On the SCD those carbs are replaced by vegetables and nuts - with the emphasis on vegetables. This is where all the carbohydrate should come from ideally, packaged in a form that the gut can handle, with both soluble and insoluble fibre to help everything move along just nicely. Squash can replace that buttery mash, white almond toast kick that crusty bread craving to the curb and the mandolin is a very handy tool for imitating those long papery strips of pasta you crave (almost).

During the process of adjustment to a new way of eating, it's good to have things that you can snack on and foods that seem to fill that aching gap left by all those comforting carbs. Nut breads and cakes are fantastic - in moderation, but sometimes you just want something savoury, something to crunch, something that makes you lick your fingers afterwards to get the last salty crumbs.

When that salty, savoury craving comes over me, I make spiced nuts. Often I make them quite hot, so I can't stuff huge handfuls of them in at once! It's definitely a strategy that works with Fin.

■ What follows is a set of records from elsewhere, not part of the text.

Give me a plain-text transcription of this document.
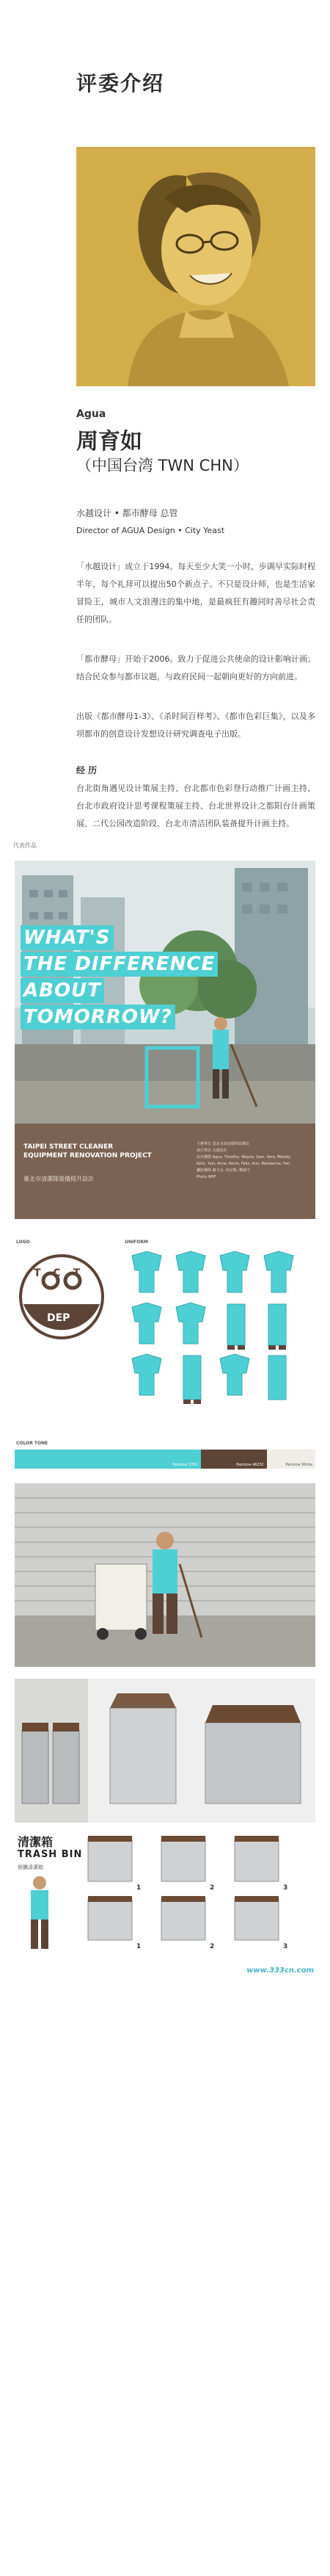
评委介绍
Agua
周育如
（中国台湾 TWN CHN）
水越设计 • 都市酵母 总管
Director of AGUA Design • City Yeast

「水越设计」成立于1994。每天至少大笑一小时，步调早实际时程半年，每个礼拜可以提出50个新点子。不只是设计师，也是生活家冒险王，城市人文浪漫注的集中地，是最疯狂有趣同时善尽社会责任的团队。

「都市酵母」开始于2006。致力于促进公共使命的设计影响计画；结合民众参与都市议题，与政府民间一起朝向更好的方向前进。

出版《都市酵母1-3》、《杀时间百样考》、《都市色彩巨集》，以及多项都市的创意设计发想设计研究调查电子出版。

经 历

台北街角遇见设计策展主持、台北都市色彩登行动推广计画主持、台北市政府设计思考课程策展主持、台北世界设计之都阳台计画策展、二代公园改造阶段、台北市清洁团队装备提升计画主持。

代表作品
WHAT'S
THE DIFFERENCE
ABOUT
TOMORROW?
TAIPEI STREET CLEANER EQUIPMENT RENOVATION PROJECT
臺北市清潔隊裝備提升設計
主辦單位 臺北市政府環境保護局
執行單位 水越設計
設計團隊 Agua, Timothy, Wayne, Sam, Vera, Melody,
Kelly, Yuki, Anne, Kevin, Felix, Ann, Mandarine, Fen
攝影團隊 蘇文良, 林宗敬, 鄭鴻宇
Photo WIIF
LOGO	UNIFORM
T C T
DEP
COLOR TONE
Pantone 325C	Pantone 4625C	Pantone White
清潔箱
TRASH BIN
便攜清潔箱
1	2	3
1	2	3
www.333cn.com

These are a great addition to mezze, or as a pre-dinner appetiser. Just don't turn your back for too long if you want any for yourself, because when I made these last we were fighting over the salty garlic crumbs at the bottom of the bowl.....

Spiced Marcona Almonds

You can make these with ordinary blanched almonds, or any other nut you like - but my favourite are marcona almonds, creamy when raw and fabulously crunchy and sweet when toasted. I only make small quantities otherwise I find they are just too easy to eat and you know the rest...

They are not suitable for anyone starting the diet, because whole nuts and ground seeds can be hard to digest. I suggest you wait at least three months before trying these.

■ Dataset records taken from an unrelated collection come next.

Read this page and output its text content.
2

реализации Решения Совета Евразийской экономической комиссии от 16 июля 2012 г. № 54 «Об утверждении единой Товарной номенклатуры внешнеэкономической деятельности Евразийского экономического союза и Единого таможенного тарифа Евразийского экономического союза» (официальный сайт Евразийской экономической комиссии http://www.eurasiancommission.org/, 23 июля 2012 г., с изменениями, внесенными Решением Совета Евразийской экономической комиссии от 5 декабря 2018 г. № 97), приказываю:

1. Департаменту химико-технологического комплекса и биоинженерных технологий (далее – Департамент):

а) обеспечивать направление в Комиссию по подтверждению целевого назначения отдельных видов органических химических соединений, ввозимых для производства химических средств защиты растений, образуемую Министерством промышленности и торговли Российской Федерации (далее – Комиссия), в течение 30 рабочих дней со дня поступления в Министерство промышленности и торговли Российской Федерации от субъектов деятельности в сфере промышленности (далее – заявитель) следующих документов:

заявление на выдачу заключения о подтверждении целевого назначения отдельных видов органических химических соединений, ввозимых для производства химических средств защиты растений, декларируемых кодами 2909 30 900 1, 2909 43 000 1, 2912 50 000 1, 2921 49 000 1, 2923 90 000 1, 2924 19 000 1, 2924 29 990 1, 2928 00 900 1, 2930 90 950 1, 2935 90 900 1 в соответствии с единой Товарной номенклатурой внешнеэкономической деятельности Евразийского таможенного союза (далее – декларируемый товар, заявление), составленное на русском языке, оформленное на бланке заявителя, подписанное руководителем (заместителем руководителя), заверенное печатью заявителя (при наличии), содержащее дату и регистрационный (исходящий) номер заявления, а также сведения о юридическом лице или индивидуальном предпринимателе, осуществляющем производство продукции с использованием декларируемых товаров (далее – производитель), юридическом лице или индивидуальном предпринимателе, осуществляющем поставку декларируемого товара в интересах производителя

4oz Blanched Marcona Almonds
1/4 tsp Ground Turmeric
1 tsp Ground Coriander Seed
1/2 tsp Hot Smoked Paprika or Cayenne Pepper
1/2 tsp Ground Cumin Seed
Large Pinch Salt Flakes
Large Clove of Garlic
1 tbs Vegetable Oil

Preheat the oven to 160C fan assisted (170C without) and roast nuts on a tray until pale gold - they should squeak when you bite into one, but be careful not to burn your tongue!

While the nuts are roasting crush the garlic with the salt to a paste, on a board with a knife - or in a pestle and mortar which is easier. add spices and oil and mix to form a runny paste.

When the nuts are done toss them thoroughly in the spice mix to coat and scrape them back onto the baking tray. Return to the oven for 3-5 minutes giving a shake half way through, until the spice paste has dried.

Leave to cool and pack into a jar to keep them crisp (put it on a high shelf so curious snackers can't find it until you want them to).